Although the speed limit will be raised to 110 kilometres per hour on the three selected highways, the threshold for a street racing charge will remain 150 kilometres per hour, through an amendment to the current law.
Transport trucks will continue to be limited to 105 kilometres per hour, as part of a joint project between the Ontario and Quebec governments.
Yurek, who was joined by Sarnia-Lambton MPP Bob Bailey and members of the Ontario Safety League and CAA South Central Ontario for the announcement near Delaware, said additional safety measures such as updated signage and messaging will be installed so drivers are aware of the increase. He added other measures being taken to ease traffic congestion throughout the province include stiffer penalties for individuals who drive slowly in the left/fast lane.
"This bill that we have before the legislature, if passed, we are going to be targeting those who like to drive slow in the lefthand lane.

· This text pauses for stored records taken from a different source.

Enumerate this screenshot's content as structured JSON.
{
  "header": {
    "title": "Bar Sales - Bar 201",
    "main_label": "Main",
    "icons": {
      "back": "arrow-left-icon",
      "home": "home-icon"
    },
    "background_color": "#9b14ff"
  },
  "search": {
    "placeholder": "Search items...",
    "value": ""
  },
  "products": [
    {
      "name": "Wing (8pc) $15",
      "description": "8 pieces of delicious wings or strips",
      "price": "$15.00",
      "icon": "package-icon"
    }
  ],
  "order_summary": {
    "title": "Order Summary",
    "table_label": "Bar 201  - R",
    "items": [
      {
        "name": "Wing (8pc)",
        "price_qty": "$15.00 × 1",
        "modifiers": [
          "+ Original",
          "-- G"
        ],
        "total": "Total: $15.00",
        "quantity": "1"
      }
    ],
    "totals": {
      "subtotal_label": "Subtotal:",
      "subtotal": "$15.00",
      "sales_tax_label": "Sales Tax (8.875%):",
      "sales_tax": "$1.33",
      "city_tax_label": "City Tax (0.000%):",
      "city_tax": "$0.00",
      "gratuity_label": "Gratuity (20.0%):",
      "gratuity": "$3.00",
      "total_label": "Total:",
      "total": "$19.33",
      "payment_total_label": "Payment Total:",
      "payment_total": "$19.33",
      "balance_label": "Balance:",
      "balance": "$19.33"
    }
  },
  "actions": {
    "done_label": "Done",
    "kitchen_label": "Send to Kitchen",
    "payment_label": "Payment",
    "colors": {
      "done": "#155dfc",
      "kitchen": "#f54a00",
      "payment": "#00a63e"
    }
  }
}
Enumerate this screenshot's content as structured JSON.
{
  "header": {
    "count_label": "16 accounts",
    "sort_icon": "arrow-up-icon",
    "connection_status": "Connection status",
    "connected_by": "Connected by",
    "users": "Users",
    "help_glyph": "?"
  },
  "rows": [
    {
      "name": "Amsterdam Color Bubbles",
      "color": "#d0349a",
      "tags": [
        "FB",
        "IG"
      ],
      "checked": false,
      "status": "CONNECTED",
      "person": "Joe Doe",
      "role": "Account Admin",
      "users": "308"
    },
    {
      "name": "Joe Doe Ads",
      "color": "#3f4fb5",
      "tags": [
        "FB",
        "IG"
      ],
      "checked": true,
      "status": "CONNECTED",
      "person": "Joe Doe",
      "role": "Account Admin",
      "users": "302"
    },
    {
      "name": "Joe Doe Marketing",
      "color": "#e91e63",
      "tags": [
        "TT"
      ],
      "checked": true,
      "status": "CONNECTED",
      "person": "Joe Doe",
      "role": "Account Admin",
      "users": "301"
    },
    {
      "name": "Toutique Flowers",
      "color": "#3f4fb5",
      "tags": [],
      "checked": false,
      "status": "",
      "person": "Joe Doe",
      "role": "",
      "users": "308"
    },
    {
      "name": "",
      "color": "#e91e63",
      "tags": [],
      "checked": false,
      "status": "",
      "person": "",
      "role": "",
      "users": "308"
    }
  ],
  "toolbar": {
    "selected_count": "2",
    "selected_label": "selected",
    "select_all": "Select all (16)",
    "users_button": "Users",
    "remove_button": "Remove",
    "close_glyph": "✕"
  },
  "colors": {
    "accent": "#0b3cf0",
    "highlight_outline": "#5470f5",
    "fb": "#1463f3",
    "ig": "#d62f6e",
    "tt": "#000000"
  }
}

We want them to get over to drive where they should be driving in either the centre or the righthand lane and those that want to drive the faster speed limit are going to be able to flow much more quicker."
Other measures being taken to improve safety on the province's roads include allowing motorcycles to use high-occupancy lanes, tougher penalties for drivers who pass school buses picking up/dropping off children, a new offence for driving instructors found to have alcohol in their system, and better protection rules for tow truck drivers.
This is the first time highway speed limits in Ontario have been adjusted since the 1970s when they were lowered from 113 kilometres per hour during an oil crisis.
The exact cost associated with the pilot project is not yet known.
"The main cost in the creation of this is changing the speed signs and how the MTO is going to go about making those changes, but we will have a full costing out once we select the fourth highway in the pilot in Northern Ontario. It is going to be fairly minimal," said Yurek.